A GOOD WAY to find out more is via the BBFC website. Each entry has a synopsis, poster, trailer, and certification and is updated to include levels of adult content in a user-friendly way.
- The Dead Don’t Hurt (8/24). Viggo Mortensen directs himself and Vicky Krieps in a 19th-century romantic drama set on the American frontier.
- Only the River Flows (9/24). Jiandong Province, the year is 1995. A police captain goes to a remote hamlet to investigate the death of an elderly woman. S/T
- The Echo (9/24). A village in Mexico. The rhythm of rural life, tradition and family – in short, a poetic docudrama. S/T
- Firebrand (10/24). Henry VIII (Jude Law) returns from another war in France to wife no. 6, Katherine Parr (Alicia Vikander) . . . .
- Between the Temples (10/24). Comedy about a grouchy, widowed cantor who falls for a (much) older woman.
- Girls Will Be Girls (10/24). A boarding school in India and a budding romance – but taking him home to meet mum, might be a mistake. S/T
- My Favourite Cake (10/24). An Iranian 70-year-old meets a lonely taxi driver – the kind of story that results in a government censorship ban for the film, of course. S/T
- Lee (10/24). Kate Winslet plays legendary photographer Lee Miller; a conventional biopic that found a decent audience.
- Small Things Like These (11/24). Cillian Murphy, a devoted family man, is troubled by events at the local Magdalene laundry.
- The Room Next Door (11/24). Pedro Almodovar’s English language debut. Martha (Tilda Swinton), terminally ill, spends time with her writer friend Ingrid (Julianne Moore).
- All We Imagine as Light (12/24). This story of three women in modern-day Mumbai has garnered excellent reviews. S/T
- No Other Land (12/24). A documentary, filmed 2019-2023, that follows the struggle between Palestinians and Israelis in the Hebron Hills. Oscar nominated. S/T
- Blitz (12/24). 9-year-old evacuee George jumps from the train that is carrying him from danger and heads back to London and mum.
- Juror #2 (1/2 25.) Clint Eastwood’s 40th feature as director: a juror in a murder trial begins to think that he might be the guilty party.
- Hard Truths (1/2/25). Director Mike Leigh’s latest in which Marianne Jean Baptiste’s housewife Pansy takes on the world.
- Vermiglio (1/2/25). Welcome to an Italian Alpine village during World War II, their community and its support for two deserters. S/T
- Maria (1/2/25). Beginning in 1977 when her health was in decline, Angelina Jolie portrays Maria Callas as she looks back on her eventful life.
- Nosferatu (3/25). Robert Eggers’ (The Lighthouse) new take on the classic vampire story of Count Orlok. We showed the 1922 original many moons ago . . . .
- Here (3/25). Tom Hanks and Robin Wright reunite as a young (digitally enhanced) couple; just a speck of dust in the rich tapestry of history that unfolds.

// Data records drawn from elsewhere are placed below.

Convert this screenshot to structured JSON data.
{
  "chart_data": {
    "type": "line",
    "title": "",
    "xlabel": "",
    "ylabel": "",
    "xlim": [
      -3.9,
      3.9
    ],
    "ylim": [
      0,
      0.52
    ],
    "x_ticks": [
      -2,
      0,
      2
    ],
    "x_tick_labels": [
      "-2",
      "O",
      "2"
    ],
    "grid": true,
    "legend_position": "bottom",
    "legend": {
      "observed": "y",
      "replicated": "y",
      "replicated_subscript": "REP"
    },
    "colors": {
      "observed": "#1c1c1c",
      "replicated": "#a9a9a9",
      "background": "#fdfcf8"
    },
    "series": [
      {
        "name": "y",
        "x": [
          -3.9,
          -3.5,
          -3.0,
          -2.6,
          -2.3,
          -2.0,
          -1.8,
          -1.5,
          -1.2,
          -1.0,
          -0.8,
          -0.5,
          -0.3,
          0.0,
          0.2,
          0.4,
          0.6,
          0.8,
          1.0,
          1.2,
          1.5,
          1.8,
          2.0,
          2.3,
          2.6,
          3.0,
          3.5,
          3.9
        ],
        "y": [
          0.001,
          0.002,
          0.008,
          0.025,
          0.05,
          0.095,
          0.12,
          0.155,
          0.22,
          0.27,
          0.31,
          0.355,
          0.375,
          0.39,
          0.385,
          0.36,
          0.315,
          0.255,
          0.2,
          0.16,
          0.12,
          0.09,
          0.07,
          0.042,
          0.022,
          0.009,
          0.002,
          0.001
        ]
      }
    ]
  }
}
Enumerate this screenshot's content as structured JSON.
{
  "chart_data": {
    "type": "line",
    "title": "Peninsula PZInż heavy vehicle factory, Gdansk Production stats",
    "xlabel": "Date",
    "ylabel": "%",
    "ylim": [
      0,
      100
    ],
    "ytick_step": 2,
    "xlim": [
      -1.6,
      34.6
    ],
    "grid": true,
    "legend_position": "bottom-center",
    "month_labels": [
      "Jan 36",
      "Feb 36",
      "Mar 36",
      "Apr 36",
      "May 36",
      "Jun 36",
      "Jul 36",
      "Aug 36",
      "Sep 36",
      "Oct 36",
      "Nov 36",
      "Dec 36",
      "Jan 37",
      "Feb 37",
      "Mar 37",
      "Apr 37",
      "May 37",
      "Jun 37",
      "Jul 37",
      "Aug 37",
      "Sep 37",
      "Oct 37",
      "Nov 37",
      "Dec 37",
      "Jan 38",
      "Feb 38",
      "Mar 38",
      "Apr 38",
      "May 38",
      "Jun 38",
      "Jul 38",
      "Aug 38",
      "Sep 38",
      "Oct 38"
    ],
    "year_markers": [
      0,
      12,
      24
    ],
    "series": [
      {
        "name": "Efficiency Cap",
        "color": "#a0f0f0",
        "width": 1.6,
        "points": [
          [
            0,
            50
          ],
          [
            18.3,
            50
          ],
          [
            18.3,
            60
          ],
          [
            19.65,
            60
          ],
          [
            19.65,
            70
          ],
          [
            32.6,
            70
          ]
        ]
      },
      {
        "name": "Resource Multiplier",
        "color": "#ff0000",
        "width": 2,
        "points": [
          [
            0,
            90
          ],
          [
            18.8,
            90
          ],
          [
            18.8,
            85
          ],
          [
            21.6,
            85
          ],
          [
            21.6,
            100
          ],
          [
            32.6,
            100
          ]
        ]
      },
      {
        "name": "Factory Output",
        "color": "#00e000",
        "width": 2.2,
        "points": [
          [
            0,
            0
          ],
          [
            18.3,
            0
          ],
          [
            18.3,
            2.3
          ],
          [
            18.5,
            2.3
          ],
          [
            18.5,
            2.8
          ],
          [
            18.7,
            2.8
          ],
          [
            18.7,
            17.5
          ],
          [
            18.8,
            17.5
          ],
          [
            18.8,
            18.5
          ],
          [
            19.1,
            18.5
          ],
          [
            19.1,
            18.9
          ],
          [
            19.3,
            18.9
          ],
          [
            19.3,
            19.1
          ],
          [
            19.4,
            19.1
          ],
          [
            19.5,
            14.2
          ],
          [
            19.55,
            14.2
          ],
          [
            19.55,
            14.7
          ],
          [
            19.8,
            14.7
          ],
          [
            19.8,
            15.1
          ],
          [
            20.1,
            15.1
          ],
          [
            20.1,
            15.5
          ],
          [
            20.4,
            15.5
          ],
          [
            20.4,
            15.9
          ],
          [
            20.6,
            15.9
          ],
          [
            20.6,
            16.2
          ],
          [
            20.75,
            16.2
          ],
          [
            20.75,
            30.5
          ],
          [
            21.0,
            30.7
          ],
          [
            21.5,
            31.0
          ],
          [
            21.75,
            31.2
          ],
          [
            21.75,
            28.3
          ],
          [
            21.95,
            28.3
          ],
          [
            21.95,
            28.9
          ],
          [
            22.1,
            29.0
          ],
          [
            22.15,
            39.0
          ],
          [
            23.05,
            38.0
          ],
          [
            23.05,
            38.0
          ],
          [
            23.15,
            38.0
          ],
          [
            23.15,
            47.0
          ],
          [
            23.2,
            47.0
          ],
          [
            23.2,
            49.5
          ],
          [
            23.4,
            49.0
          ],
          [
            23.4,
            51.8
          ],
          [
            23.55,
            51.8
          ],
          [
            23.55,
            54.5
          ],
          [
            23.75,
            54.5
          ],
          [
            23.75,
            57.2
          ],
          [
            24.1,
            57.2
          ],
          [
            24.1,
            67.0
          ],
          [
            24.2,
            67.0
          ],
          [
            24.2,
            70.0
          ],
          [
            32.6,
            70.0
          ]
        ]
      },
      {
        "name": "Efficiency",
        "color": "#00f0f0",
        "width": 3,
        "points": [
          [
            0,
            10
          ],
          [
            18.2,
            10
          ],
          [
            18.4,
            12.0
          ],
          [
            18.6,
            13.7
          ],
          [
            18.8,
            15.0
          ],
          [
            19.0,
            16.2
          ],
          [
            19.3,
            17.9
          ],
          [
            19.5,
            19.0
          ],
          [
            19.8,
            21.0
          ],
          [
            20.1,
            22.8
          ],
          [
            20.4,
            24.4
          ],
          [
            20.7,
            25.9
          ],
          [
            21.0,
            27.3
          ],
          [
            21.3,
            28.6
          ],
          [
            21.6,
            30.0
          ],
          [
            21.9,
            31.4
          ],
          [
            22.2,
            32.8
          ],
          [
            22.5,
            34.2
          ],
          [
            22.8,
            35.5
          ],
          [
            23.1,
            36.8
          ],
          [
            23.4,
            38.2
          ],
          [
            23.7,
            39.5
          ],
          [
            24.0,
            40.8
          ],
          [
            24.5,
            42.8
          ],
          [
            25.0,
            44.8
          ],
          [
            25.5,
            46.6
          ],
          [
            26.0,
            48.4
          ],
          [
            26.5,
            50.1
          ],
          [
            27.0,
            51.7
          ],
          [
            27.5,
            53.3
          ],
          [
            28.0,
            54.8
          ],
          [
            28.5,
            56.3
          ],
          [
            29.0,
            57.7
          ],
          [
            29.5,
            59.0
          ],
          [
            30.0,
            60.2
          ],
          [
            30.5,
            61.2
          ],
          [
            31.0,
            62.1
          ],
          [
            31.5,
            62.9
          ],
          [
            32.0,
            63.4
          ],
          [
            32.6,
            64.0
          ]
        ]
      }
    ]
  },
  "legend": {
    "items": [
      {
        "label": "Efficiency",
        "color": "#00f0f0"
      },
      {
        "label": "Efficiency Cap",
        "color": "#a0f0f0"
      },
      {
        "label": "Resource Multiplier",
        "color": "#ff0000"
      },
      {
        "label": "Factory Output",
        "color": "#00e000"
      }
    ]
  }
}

- Bring Them Down (3/25). Irish story about two feuding families and how an appetite for revenge can grow unchecked.
- A Real Pain (1/2/25). Oddball character comedy in which two American cousins go to Poland on a family fact-finding visit.
- Nickel Boys (1&2/25). A gentle Black teenager is arrested and sent to reform school. He and a friend then plan an escape.
- The Astronaut: An astronaut returning to Earth thinks that something else might also be aboard for the ride. Well, it could become very topical! TBC
- William Tell: A recent epic about the legendary hero of medieval Switzerland. No sign of Conrad Phillips or Willoughby Goddard, but we can’t have everything!
- Vindication Swim: Last year’s release about the first female Channel swimmers, and their rivalry, is available to book again.
A GOOD WAY to find out more is via the BBFC website. Each entry has a synopsis, poster, trailer, and certification and is updated to include levels of adult content in a user-friendly way.